Dilek Ergül, who set sail from Istanbul in June 2014 to be the first Turkish woman to cross the Atlantic Ocean, had an accident just two days after she left Cape Verde and was rescued by a nearby ship upon calling for help.
Ergül sailed about 3,100 nautical miles (5,741 kilometers) from Istanbul to Cape Verde, which she left on Jan. 11 to cross world’s second largest ocean. After sailing 120 nautical miles in two days, Ergül heard a loud sound from the back of her nine meter-long sailing boat “Symina.” She then realized that she had lost control of the steering wheel.
Fighting waves exceeding four meters and trying to survive through a storm, Ergül tried to return to Cape Verde three times to no avail, as control was lost at the helm and she was left to the mercy of the sea.
About 20 hours after Ergül heard the sonic boom, she requested aid from a nearby ship, the “KP Albatross,” which rescued her. She was forced to abandon Symina to the ocean.

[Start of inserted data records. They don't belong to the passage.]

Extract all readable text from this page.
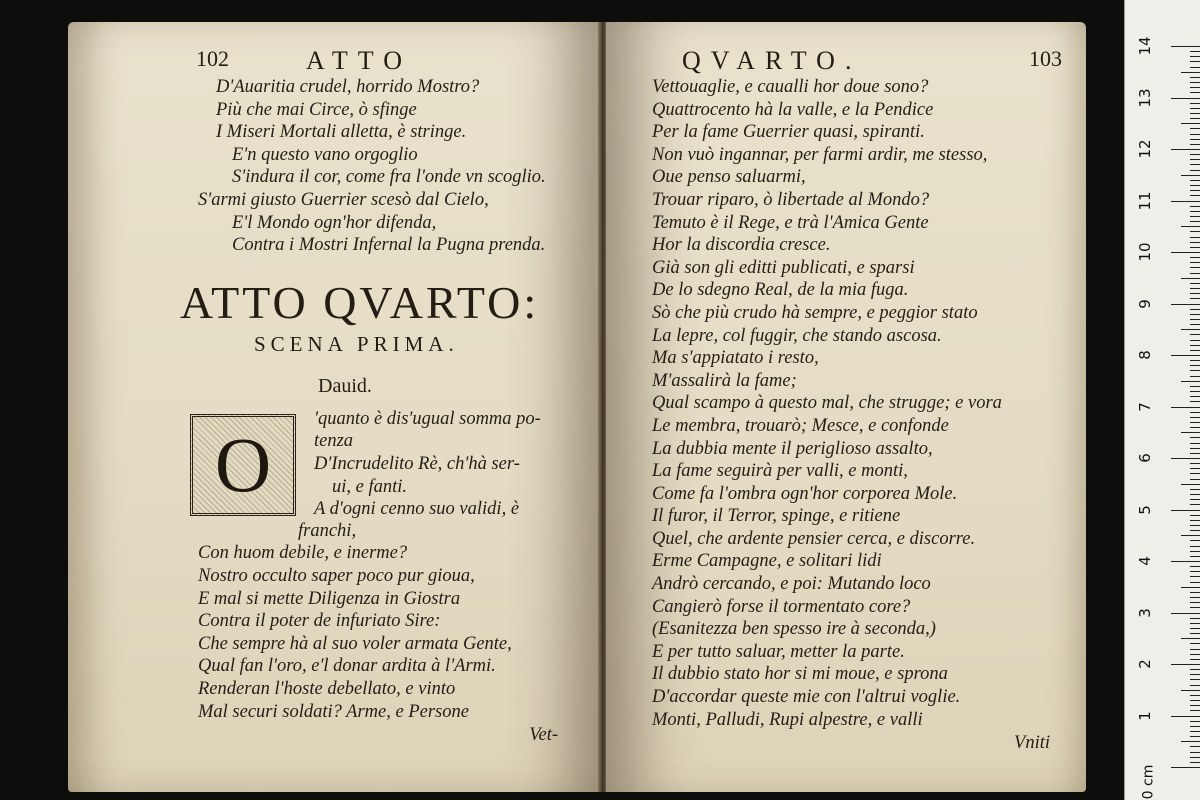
102	ATTO
D'Auaritia crudel, horrido Mostro?
Più che mai Circe, ò sfinge
I Miseri Mortali alletta, è stringe.
E'n questo vano orgoglio
S'indura il cor, come fra l'onde vn scoglio.
S'armi giusto Guerrier scesò dal Cielo,
E'l Mondo ogn'hor difenda,
Contra i Mostri Infernal la Pugna prenda.
ATTO QVARTO:
SCENA PRIMA.
Dauid.
O
'quanto è dis'ugual somma po-
tenza
D'Incrudelito Rè, ch'hà ser-
ui, e fanti.
A d'ogni cenno suo validi, è
franchi,
Con huom debile, e inerme?
Nostro occulto saper poco pur gioua,
E mal si mette Diligenza in Giostra
Contra il poter de infuriato Sire:
Che sempre hà al suo voler armata Gente,
Qual fan l'oro, e'l donar ardita à l'Armi.
Renderan l'hoste debellato, e vinto
Mal securi soldati? Arme, e Persone
Vet-
QVARTO.	103
Vettouaglie, e caualli hor doue sono?
Quattrocento hà la valle, e la Pendice
Per la fame Guerrier quasi, spiranti.
Non vuò ingannar, per farmi ardir, me stesso,
Oue penso saluarmi,
Trouar riparo, ò libertade al Mondo?
Temuto è il Rege, e trà l'Amica Gente
Hor la discordia cresce.
Già son gli editti publicati, e sparsi
De lo sdegno Real, de la mia fuga.
Sò che più crudo hà sempre, e peggior stato
La lepre, col fuggir, che stando ascosa.
Ma s'appiatato i resto,
M'assalirà la fame;
Qual scampo à questo mal, che strugge; e vora
Le membra, trouarò; Mesce, e confonde
La dubbia mente il periglioso assalto,
La fame seguirà per valli, e monti,
Come fa l'ombra ogn'hor corporea Mole.
Il furor, il Terror, spinge, e ritiene
Quel, che ardente pensier cerca, e discorre.
Erme Campagne, e solitari lidi
Andrò cercando, e poi: Mutando loco
Cangierò forse il tormentato core?
(Esanitezza ben spesso ire à seconda,)
E per tutto saluar, metter la parte.
Il dubbio stato hor si mi moue, e sprona
D'accordar queste mie con l'altrui voglie.
Monti, Palludi, Rupi alpestre, e valli
Vniti
0 cm
14
13
12
11
10
9
8
7
6
5
4
3
2
1
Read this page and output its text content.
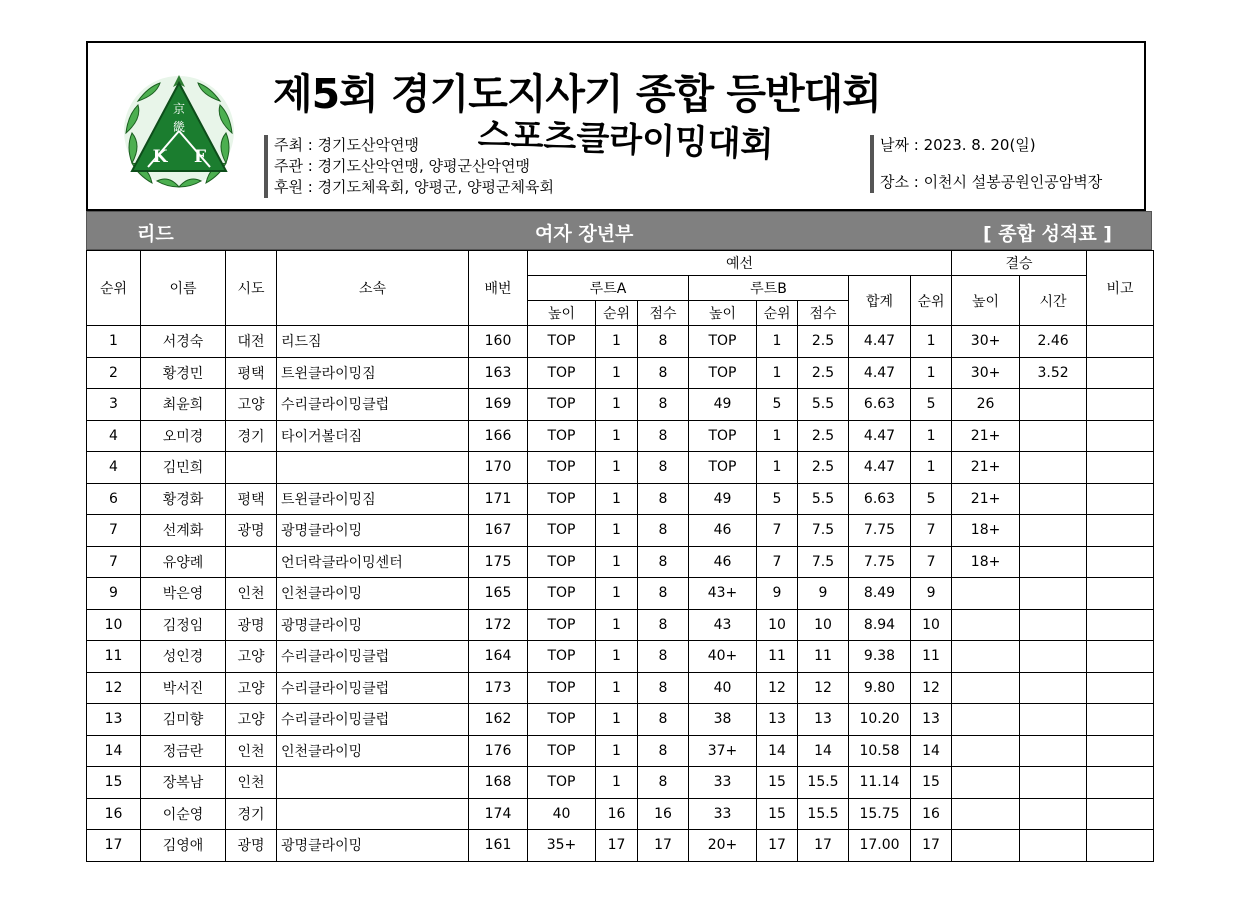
京
畿
K F
제5회 경기도지사기 종합 등반대회
스포츠클라이밍대회
주최 : 경기도산악연맹
주관 : 경기도산악연맹, 양평군산악연맹
후원 : 경기도체육회, 양평군, 양평군체육회
날짜 : 2023. 8. 20(일)
장소 : 이천시 설봉공원인공암벽장
리드	여자 장년부	[ 종합 성적표 ]
순위	이름	시도	소속	배번	예선								결승		비고
					루트A			루트B			합계	순위	높이	시간	
					높이	순위	점수	높이	순위	점수					
1	서경숙	대전	리드짐	160	TOP	1	8	TOP	1	2.5	4.47	1	30+	2.46	
2	황경민	평택	트윈클라이밍짐	163	TOP	1	8	TOP	1	2.5	4.47	1	30+	3.52	
3	최윤희	고양	수리클라이밍클럽	169	TOP	1	8	49	5	5.5	6.63	5	26		
4	오미경	경기	타이거볼더짐	166	TOP	1	8	TOP	1	2.5	4.47	1	21+		
4	김민희			170	TOP	1	8	TOP	1	2.5	4.47	1	21+		
6	황경화	평택	트윈클라이밍짐	171	TOP	1	8	49	5	5.5	6.63	5	21+		
7	선계화	광명	광명클라이밍	167	TOP	1	8	46	7	7.5	7.75	7	18+		
7	유양례		언더락클라이밍센터	175	TOP	1	8	46	7	7.5	7.75	7	18+		
9	박은영	인천	인천클라이밍	165	TOP	1	8	43+	9	9	8.49	9			
10	김정임	광명	광명클라이밍	172	TOP	1	8	43	10	10	8.94	10			
11	성인경	고양	수리클라이밍클럽	164	TOP	1	8	40+	11	11	9.38	11			
12	박서진	고양	수리클라이밍클럽	173	TOP	1	8	40	12	12	9.80	12			
13	김미향	고양	수리클라이밍클럽	162	TOP	1	8	38	13	13	10.20	13			
14	정금란	인천	인천클라이밍	176	TOP	1	8	37+	14	14	10.58	14			
15	장복남	인천		168	TOP	1	8	33	15	15.5	11.14	15			
16	이순영	경기		174	40	16	16	33	15	15.5	15.75	16			
17	김영애	광명	광명클라이밍	161	35+	17	17	20+	17	17	17.00	17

Having set sail in order to raise the necessary expenses for 10 female students for the educational Darüşşafaka Society, Ergül sent a letter saying the accident was not the end of a dream, but rather a “brand new start,” according to Darüşşafaka Society’s website.
The Darüşşafaka Society, which was established in 1863, aims at providing equal opportunity in education to talented children who have lost one or both parents.